Neurological impairment of our case started in the infantile period with a decline in motor ability, cognitive impairment, and cerebellar features. Although cerebellar signs of this case became progressively obvious, cerebellar atrophy was not observed, which is likely related to the molecular basis or other factors. Previous studies have found that cerebellar anomalies were more severe in patients with POLR3B defects while the pattern of hypomyelinization was more evident in the MRI of patients with POLR3A mutations [2, 6]. This may be another explanation for our case. Our patient also showed classical extraneurologic features, characterized by hypodontia with delayed tooth eruption and short stature. She also displayed polytrichia, an atypical feature of POLR3-related leukodystrophy, which may be due to aberrant endocrine hormone levels or other reasons. Hypogonadotropic hypogonadism was not detected because she was too young.

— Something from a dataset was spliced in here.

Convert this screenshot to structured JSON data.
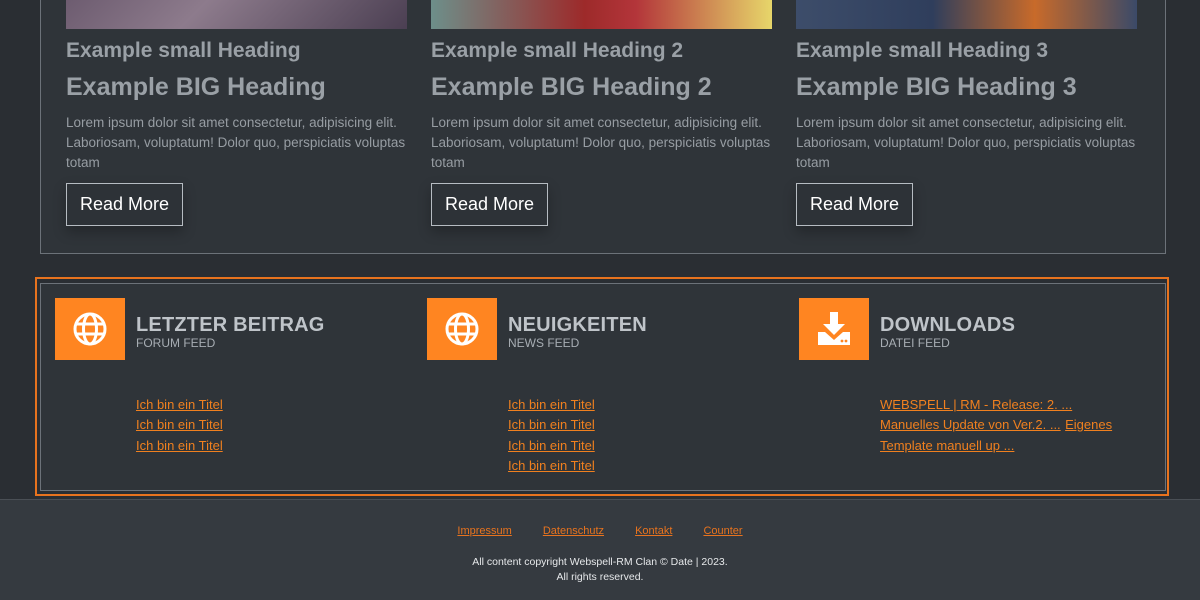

Previous studies have also shown that the syndrome may or may not be associated with hypodontia and/or hypogonadotrophic hypogonadism in many cases [8, 11]. The case did not show myopia and optic atrophy. This is inconsistent with most cases, which are usually accompanied by myopia [2]. Her dysphagia phenotype was striking. She had obvious difficulty with tube feeding and forceful vomiting occurred frequently. This is likely due to the incoordination of swallowing of cerebellar syndrome, or due to other unpredictable reasons. Bronchodysplasia is another feature first observed in POLR3-related leukodystrophy, suggesting that it was not recognized previously in the POLR3-related leukodystrophy spectrum. Thus, in addition to the classical extraneurological features, abnormal body hair and visceral smooth muscle features should be carefully looked for in patients with POLR3-related. When classical features do not exist, rare manifestations will a clue in the diagnosis of this disorder. Although there is no cure for this disease to date, treatment of manifestations such as seizures, hypogonadotropic hypogonadism, dystonia, and dysphagia can be managed on an individual basis for an improved quality of life and the prevention of complications.

Our case presented with severe manifestation at early onset and diverse manifestations among those of patients with POLR3-related leukodystrophy, which may be a result of the genotype identified in this patient; further analysis is necessary. To date, four genes (POLR3A, POLR3B, POLR1C, and POLR3K) have been reported to be associated with POLR3-related leukodystrophy [11, 16]. Most of the identified mutations are point mutations in the codon region; however, non-coding DNA variants are suspected to account for a substantial portion of undiscovered causes of rare diseases [17, 18]. Minnerop et al. identified mutations in deep intronic regions of POLR3A as a common cause of hereditary spastic paraplegia and cerebellar ataxia, and > 80% of POLR3A mutation carriers presented the same deep intronic mutation (c.1909 + 22G > A), which leads to a novel, distinct, uniform, and severe phenotype [17]. Jay et al. also reported alteration of mRNA splicing in POLR3A causing neonatal progeroid syndrome with severe clinical manifestations [23]. In this study, we identified the c.1771-6C > G (NM_007055) mutation adjacent to the mRNA splice site demonstrating that exploring non-coding genomic regions was helpful in revealing the causes of related hereditary diseases.